Publication Date
October 2016
Abstract
This paper analyses individual pathways of Angolan commissioned officers educated in Portugal, focusing specifically on their return to their country of origin and on the features of their reinsertion in the professional life. It aims at contributing to the discussion of anthropological theories of mobility and migration, discussing issues of qualification and circulation of ‘brains’ between developed and developing countries. The analysis is based on quantitative and qualitative data obtained by conducting desk and field research. Before focusing on the strategies of these migrants returning to Angola and on the forms of (re)inclusion they mobilise particularly under the designation of ‘Portuguesinhos’, the article describes the multiple combined influences brought by the formal training and by the diverse individual learning processes triggered by the stay abroad.
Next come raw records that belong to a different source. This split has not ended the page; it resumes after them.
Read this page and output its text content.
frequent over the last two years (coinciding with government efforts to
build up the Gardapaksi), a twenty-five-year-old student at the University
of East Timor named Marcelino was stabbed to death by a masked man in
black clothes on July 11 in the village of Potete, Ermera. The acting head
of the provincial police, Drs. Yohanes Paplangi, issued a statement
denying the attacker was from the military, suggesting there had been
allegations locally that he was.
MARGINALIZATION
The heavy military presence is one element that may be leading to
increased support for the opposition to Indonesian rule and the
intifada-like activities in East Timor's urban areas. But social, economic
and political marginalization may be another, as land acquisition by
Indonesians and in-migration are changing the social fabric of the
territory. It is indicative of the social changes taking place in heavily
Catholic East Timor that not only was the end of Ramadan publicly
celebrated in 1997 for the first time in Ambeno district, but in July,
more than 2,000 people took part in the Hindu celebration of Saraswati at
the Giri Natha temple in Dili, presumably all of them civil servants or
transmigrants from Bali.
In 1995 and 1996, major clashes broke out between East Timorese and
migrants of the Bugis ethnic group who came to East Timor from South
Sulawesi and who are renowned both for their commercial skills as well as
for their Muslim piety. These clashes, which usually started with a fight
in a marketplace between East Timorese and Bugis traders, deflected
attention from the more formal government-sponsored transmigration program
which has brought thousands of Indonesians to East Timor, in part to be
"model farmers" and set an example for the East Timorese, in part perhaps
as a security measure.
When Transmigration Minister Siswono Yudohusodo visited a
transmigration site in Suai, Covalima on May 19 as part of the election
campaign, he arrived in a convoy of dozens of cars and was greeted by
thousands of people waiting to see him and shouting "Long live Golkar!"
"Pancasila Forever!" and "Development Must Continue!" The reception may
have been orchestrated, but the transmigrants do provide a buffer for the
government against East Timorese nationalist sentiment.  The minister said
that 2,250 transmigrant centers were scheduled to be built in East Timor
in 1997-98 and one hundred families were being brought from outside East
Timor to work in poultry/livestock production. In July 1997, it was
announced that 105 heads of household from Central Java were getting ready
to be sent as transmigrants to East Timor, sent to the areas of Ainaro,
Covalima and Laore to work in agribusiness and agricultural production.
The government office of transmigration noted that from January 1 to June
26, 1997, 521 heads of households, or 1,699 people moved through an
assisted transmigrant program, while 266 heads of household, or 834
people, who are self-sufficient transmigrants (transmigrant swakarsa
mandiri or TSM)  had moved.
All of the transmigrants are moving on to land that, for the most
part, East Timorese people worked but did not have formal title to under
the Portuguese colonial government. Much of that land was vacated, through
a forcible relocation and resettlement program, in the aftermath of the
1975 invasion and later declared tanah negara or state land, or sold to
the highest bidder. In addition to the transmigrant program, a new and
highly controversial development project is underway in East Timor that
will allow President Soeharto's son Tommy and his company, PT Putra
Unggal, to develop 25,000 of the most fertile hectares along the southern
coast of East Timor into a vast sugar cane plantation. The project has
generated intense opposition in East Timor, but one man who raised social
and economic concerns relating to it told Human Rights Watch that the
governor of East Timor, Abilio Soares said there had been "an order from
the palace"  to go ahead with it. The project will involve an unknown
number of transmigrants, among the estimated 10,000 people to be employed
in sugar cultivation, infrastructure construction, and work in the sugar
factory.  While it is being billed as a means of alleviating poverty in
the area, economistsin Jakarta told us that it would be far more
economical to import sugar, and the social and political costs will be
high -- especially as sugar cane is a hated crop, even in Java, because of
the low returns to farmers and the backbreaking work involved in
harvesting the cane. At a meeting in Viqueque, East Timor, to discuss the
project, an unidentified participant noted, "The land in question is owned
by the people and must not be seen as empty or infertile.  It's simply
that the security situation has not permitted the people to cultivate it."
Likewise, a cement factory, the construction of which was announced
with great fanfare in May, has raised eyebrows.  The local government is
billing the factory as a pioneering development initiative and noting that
It starts with an introduction to migration and higher education in Africa, highlighting the characteristics of ‘brain’ circulation and then describes the changes that the Angolan police went through in the last decades, providing the background for the analysis of the types of training and policing models involved and in processes of transformation. Return to Angola after training abroad involves dealing with a changing society emerging from war, where presently there is a combination of models and types of training and performance in the specific police activity. This calls for the elaboration of strategies to deal simultaneously with the individual, the organisational and the societal conditions and consequently provides an important viewpoint of the processes of transformation of the Angolan society and institutions.